La controargomentazione, espressa da Israele e funzionari statunitensi, è che la Fondazione umanitaria di Gaza impedisce a Hamas di sifonare aiuti, un’affermazione che dicono giustifichi il suo approccio militarizzato. Sostengono che i canali di aiuto tradizionali sono compromessi, citando segnalazioni non verificate di sacchi. Eppure le Nazioni Unite e i gruppi umanitari lo contestano, non trovando prove di diversione sistematica da parte di Hamas. Anche se vero, la soluzione non può essere di mettere ulteriormente in pericolo i civili. Le azioni dell’esercito israeliano – si spingono su folle disarmate – minano qualsiasi pretesa di necessità morale.
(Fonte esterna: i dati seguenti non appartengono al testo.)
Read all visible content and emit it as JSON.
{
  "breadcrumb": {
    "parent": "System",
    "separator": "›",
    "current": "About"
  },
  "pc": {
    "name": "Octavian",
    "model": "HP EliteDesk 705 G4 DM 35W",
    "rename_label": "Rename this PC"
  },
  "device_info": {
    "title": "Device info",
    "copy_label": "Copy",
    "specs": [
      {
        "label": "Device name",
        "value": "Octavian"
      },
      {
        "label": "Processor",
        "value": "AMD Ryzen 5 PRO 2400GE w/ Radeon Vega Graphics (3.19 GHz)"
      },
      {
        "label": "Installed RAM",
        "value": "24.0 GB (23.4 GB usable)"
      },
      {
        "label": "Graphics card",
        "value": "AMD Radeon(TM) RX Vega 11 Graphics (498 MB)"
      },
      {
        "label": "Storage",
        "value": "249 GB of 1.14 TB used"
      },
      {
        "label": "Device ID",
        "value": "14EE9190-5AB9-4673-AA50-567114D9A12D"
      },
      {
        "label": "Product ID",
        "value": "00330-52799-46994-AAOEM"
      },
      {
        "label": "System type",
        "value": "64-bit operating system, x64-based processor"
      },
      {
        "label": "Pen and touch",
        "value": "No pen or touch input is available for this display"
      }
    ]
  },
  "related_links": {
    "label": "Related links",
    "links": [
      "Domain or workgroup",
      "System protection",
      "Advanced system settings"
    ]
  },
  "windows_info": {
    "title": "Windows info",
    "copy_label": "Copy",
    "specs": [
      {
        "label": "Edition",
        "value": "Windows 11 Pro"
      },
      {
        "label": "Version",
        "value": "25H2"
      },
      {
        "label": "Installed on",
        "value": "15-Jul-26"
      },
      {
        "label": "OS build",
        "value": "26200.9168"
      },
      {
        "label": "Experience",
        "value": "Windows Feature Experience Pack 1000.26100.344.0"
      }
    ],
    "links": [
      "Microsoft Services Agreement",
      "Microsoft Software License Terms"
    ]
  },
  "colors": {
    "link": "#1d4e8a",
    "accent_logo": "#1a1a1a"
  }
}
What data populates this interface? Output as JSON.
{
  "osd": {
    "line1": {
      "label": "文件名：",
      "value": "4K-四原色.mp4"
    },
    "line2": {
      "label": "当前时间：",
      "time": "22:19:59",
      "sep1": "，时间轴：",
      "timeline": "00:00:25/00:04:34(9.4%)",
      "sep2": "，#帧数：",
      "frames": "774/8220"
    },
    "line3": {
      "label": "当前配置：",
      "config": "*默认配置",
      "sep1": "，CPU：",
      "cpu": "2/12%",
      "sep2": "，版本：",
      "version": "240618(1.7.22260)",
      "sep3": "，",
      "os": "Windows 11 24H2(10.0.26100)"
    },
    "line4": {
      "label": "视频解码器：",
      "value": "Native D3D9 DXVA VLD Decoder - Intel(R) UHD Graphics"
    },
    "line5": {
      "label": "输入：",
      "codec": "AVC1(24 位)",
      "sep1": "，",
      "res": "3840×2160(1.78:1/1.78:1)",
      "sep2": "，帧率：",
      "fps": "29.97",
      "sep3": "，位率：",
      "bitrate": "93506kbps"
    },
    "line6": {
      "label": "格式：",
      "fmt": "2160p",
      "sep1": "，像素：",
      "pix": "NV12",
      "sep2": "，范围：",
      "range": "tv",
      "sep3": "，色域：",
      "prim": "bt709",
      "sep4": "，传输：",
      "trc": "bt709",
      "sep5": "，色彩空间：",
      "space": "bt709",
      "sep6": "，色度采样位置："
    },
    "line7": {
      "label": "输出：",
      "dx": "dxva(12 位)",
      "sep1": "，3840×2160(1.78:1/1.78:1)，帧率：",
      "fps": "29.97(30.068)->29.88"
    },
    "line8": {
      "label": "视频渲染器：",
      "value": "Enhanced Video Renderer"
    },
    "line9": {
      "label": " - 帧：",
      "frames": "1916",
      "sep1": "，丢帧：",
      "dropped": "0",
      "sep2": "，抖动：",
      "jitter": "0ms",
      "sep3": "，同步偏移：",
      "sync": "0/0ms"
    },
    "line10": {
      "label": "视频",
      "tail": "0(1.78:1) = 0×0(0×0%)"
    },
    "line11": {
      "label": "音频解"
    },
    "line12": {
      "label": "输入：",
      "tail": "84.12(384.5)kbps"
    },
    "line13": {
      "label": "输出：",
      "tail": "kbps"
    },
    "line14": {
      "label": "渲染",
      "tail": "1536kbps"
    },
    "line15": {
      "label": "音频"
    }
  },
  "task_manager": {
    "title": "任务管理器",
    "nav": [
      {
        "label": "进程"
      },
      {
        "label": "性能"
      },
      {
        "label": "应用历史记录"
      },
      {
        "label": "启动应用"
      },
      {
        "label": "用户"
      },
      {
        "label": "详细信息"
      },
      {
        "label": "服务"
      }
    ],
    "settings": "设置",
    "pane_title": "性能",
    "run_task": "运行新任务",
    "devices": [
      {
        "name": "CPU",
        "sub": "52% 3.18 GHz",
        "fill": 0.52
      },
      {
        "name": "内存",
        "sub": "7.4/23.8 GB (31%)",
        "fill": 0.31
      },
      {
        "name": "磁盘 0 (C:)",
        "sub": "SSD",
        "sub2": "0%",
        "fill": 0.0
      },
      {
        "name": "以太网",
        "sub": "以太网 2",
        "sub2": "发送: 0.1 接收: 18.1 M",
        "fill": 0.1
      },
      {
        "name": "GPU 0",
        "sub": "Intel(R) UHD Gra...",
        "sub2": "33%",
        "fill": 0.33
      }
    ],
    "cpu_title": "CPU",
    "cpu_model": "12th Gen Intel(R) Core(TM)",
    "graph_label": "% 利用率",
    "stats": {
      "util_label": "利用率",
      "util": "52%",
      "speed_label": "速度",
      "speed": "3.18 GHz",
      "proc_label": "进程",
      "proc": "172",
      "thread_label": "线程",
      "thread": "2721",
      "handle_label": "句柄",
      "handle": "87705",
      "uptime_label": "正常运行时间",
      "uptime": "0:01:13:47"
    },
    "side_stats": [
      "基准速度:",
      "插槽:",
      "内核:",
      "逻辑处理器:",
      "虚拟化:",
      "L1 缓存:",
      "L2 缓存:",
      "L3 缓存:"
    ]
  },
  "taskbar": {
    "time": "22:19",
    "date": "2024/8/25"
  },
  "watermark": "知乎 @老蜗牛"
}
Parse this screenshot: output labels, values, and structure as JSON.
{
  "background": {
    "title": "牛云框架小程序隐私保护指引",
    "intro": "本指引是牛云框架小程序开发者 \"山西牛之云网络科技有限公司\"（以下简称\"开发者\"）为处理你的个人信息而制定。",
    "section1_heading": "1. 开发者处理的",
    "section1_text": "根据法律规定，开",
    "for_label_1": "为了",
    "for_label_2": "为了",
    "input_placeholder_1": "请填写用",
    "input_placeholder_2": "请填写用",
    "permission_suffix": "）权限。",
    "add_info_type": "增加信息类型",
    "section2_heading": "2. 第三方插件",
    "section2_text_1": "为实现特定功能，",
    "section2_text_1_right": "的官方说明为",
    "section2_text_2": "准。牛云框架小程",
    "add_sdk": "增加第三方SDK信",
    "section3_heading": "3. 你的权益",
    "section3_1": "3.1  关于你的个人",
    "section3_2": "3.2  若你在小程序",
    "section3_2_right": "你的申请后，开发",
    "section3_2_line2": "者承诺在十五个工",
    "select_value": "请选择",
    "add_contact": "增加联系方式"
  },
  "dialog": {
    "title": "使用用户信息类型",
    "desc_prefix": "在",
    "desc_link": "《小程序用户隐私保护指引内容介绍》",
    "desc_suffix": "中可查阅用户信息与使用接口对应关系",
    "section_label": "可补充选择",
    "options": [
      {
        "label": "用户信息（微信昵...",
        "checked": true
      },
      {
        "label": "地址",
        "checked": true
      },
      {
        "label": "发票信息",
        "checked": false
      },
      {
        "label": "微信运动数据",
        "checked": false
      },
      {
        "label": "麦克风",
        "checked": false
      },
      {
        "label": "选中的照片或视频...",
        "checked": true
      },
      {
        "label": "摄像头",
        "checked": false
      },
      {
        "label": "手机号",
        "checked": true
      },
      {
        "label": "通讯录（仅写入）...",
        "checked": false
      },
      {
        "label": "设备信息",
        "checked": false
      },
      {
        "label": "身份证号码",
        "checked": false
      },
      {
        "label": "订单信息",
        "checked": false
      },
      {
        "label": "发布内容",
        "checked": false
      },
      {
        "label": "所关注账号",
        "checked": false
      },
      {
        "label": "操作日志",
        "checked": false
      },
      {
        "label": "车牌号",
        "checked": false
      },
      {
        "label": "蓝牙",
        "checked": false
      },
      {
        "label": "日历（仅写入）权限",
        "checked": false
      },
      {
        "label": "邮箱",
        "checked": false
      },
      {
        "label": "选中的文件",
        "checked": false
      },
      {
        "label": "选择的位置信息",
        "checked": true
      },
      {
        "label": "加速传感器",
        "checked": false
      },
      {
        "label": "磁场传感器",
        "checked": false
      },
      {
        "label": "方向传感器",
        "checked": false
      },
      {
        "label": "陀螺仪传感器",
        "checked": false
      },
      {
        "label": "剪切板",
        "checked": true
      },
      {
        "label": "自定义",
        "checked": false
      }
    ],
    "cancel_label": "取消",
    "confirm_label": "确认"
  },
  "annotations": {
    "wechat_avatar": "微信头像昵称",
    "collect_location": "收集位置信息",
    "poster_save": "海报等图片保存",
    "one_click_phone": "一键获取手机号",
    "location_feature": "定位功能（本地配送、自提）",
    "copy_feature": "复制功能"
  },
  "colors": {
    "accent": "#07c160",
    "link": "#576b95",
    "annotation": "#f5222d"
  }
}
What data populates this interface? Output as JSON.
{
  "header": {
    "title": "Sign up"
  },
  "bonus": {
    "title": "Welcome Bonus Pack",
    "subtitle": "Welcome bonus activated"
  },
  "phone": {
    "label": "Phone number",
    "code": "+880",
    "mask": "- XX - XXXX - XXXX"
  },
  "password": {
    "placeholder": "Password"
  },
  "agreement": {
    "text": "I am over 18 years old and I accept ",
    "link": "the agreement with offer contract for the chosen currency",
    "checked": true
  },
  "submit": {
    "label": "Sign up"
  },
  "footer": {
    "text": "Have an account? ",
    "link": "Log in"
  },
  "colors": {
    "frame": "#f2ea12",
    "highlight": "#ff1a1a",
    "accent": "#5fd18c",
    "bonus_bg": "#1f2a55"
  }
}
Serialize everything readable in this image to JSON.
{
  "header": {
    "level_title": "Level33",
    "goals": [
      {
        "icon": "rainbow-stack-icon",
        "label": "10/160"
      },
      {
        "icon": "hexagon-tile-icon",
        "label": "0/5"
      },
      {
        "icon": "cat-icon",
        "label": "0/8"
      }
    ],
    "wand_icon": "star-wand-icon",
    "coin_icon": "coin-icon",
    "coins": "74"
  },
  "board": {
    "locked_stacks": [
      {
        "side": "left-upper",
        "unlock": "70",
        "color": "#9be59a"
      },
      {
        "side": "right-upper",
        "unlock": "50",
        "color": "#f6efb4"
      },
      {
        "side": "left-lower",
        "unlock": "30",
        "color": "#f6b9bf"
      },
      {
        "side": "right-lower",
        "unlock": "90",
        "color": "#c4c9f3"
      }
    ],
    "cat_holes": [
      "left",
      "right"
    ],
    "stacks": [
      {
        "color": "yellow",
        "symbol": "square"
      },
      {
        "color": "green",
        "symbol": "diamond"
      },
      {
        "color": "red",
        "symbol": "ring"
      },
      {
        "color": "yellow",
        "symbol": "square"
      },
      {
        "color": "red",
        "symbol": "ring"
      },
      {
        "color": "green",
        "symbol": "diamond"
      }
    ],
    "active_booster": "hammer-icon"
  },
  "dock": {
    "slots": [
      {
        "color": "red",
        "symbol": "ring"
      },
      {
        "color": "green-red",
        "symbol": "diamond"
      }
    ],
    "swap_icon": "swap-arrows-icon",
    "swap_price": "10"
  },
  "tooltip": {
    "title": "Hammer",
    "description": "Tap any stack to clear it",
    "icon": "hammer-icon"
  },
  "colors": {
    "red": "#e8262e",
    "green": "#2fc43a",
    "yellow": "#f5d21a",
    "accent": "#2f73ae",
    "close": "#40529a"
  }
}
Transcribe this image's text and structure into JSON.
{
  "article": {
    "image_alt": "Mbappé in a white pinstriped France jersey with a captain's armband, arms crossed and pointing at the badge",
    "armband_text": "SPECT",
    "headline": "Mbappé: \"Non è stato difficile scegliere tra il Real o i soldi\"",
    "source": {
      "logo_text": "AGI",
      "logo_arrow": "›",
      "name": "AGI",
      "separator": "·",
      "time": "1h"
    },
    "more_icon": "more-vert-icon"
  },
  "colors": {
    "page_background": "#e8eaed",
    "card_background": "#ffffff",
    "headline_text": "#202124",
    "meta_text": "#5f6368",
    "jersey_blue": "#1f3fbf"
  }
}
Il mondo non può distogliere lo sguardo. La morte di 32 persone a Rafah non sono tragedie isolate, ma sintomi di un sistema progettato per fallire. La vera solidarietà significa rifiutare questa farsa e chiedere aiuti che salvano vite, non le finiscano. Boicotta la Fondazione Umanitaria di Gaza. Finanzia l’Agenzia delle Nazioni Unite per il soccorso e i lavori. Ritenere responsabile Israele e i suoi sostenitori. Strappiamo la maschera umanitaria e chiamiamola quello che è: un campo di sterminio.

Di Brabim Karki

Brabim Karki è un collaboratore di The Independent, Nikkei Asia, The Globe and Mail, The Hill, South China Morning Post, The Japan Times, The Straits Times tra cui altri, e autore di due romanzi "Mayur Albatross" e "Osin Fisher".